I am in the process of restoring my 1970 Corvette L46. I'm in the P&B stage and I have put together a plan. Could you look at my plan and let me know if it makes sense. I have very little experience. I have done rust repair and priming/blocking on one other car, and painted an engine bay on another. Both came out well but this will be a much more ambitious project.

I am just finishing up sanding the car down to the fiberglass with 80 grit. I used blocks to keep things as level as possible. There are some spots of the original red primer, but there were no adhesion issues, so I assume that's OK. I will have to do some minor fiberglass repair here and there and then I'll be ready for priming and painting. This is my plan:

-SPI epoxy primer (2-3 coats)
-Prime and block with Slicksand until level
-Seal with reduced SPI Epoxy
-Basecoat
-SPI Clear (Universal?)

I am going to build a homemade paint booth with intake and exhaust fans and filters. I did this in my attached garage when I painted the engine bay a few years ago and it worked really well. I intended to paint the car I did the other body work on but had to tear it down before I could get to it. I've since built a 20x28 detatched garage that I'm going to use this time.

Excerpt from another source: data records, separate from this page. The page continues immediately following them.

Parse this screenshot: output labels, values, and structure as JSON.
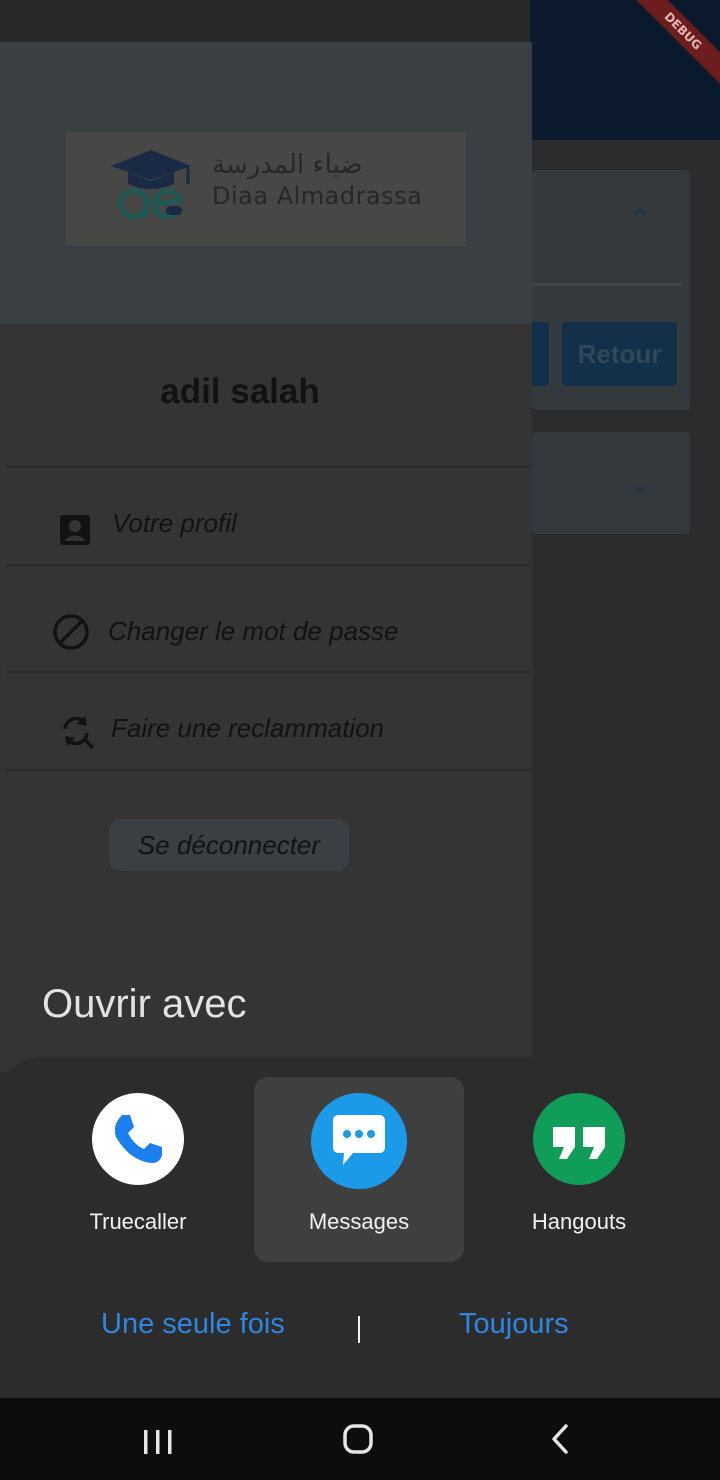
{
  "debug_banner": "DEBUG",
  "background_app": {
    "retour_label": "Retour",
    "chevron_up": "⌃",
    "chevron_down": "⌄"
  },
  "drawer": {
    "logo": {
      "arabic_text": "ضياء المدرسة",
      "latin_text": "Diaa Almadrassa"
    },
    "user_name": "adil salah",
    "menu": [
      {
        "label": "Votre profil",
        "icon": "account-box-icon"
      },
      {
        "label": "Changer le mot de passe",
        "icon": "block-icon"
      },
      {
        "label": "Faire une reclammation",
        "icon": "search-refresh-icon"
      }
    ],
    "logout_label": "Se déconnecter"
  },
  "chooser": {
    "title": "Ouvrir avec",
    "apps": [
      {
        "label": "Truecaller",
        "icon": "phone-icon",
        "selected": false
      },
      {
        "label": "Messages",
        "icon": "message-bubble-icon",
        "selected": true
      },
      {
        "label": "Hangouts",
        "icon": "quote-icon",
        "selected": false
      }
    ],
    "once_label": "Une seule fois",
    "always_label": "Toujours"
  },
  "colors": {
    "accent": "#2f86e0",
    "truecaller": "#ffffff",
    "messages": "#1b9ae8",
    "hangouts": "#0f9d58"
  }
}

I am looking to end up with a decent paint job, something along the level of the original paint. Nothing over the top. I am going to paint it Ontario Orange:

https://paintref.com/cgi-bin/colorcodedisplay.cgi?color=Ontario Orange&tditzler=2084&rows=50

So here are my questions (so far anyway, I'm sure there will be more):

-Is my plan, and the products I'm using with it, a good one?
-How many coats of epoxy should I shoot?
-Should I do a light blocking with guide coat on the epoxy before the Slicksand to keep things level? Then do whatever filling is necessary here?
-Any suggestion on the brand of basecoat? I am willing to spend what it takes for a quality, easy to spray product.
-Which SPI clear would be best for a novice in a homemade paint booth? Universal?
-How many gallons of the epoxy (for initial prime and sealer), base and clear should I need for a 70 Corvette?
-My shop is heated. I can get it up to 70 degrees even when it's pretty cold out. But I would need to open the shop (it has doors in front and back) while I'm shooting. So the air flowing through the booth might be outside the products temp range while I'm shooting. Can I do that if it's cold outside, then close the shop up to let the products dry/cure?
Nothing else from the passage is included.